Home Secretary sees latest innovations aimed at keeping officers safe
Cutting-edge technology designed to offer better protection to police officers has been been showcased to the Home Secretary during a visit to the Defence Science and Technology Laboratory (Dstl) in Salisbury.
Priti Patel was given access to a range of innovative projects currently underway, including female body armour designs, upgrades to police vehicles, virtual training concepts, knife crime detection and corrosive substance detection to help prevent chemical attacks.
She also heard how Dstl forensic scientists provided evidence that has helped with 152 terrorism convictions between 2016 and 2019.
Gary Aitkenhead, Dstl’s chief executive, said: “It has been a great opportunity to show The Home Secretary the science that’s already saving lives of both those serving in our police forces as well as UK civilians.
“We have gained a real insight into the many challenges the Home Office and its policing and security are facing. The exciting part is that many of the programmes we are already working on as part of defence can help address these challenges, particularly around improving current uniforms and protection for police officers.
“Dstl is about the future and we are proud to share the incredible research currently being undertaken by our scientists.”
Ms Patel said: “This Government is committed to giving police the resources they need and empowering them to use technologies to fight crime and keep the public safe.

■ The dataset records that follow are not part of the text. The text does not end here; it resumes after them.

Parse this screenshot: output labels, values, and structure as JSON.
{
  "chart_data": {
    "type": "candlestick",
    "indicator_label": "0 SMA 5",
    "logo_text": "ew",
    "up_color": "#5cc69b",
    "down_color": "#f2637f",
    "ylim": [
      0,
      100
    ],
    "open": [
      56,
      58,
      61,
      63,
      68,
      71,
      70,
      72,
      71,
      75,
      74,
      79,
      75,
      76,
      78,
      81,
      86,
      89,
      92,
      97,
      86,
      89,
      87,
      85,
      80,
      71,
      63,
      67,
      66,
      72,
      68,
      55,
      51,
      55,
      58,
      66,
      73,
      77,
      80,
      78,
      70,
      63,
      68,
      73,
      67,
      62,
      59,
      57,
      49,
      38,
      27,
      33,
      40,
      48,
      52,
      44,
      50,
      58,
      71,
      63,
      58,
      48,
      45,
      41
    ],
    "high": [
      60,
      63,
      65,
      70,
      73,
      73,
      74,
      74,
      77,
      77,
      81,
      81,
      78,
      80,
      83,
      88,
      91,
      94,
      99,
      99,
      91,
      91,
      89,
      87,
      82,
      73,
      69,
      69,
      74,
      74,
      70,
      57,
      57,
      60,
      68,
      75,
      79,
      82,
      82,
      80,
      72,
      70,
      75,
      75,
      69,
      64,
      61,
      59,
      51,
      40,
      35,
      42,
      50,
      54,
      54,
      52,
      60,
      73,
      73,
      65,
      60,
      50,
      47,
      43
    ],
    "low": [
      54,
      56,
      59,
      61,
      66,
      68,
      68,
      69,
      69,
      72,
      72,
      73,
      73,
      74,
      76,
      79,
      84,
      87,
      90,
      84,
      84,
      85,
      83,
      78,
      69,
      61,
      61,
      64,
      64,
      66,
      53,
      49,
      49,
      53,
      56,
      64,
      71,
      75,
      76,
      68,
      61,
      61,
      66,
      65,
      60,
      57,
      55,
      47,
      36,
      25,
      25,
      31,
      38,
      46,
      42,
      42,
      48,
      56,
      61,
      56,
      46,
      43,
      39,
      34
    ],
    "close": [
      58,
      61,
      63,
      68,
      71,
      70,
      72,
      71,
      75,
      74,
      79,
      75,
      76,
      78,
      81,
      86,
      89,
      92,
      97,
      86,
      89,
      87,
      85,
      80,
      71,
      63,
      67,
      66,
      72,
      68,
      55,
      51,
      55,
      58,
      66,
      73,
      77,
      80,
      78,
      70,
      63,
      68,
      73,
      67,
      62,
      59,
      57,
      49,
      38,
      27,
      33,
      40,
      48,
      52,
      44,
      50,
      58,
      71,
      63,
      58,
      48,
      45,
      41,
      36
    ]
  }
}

I am exceptionally impressed to see how Dstl is contributing to this priority through science and technology, which is directly benefiting crime reduction and providing better protection for our dedicated police officers.
“This research and development is absolutely crucial to keeping our country and citizens safe and it is exciting to see the work come to fruition. The Government is committed to empowering the police to use new technologies like biometrics, to protect the public and link in how Dstl are contributing to that.”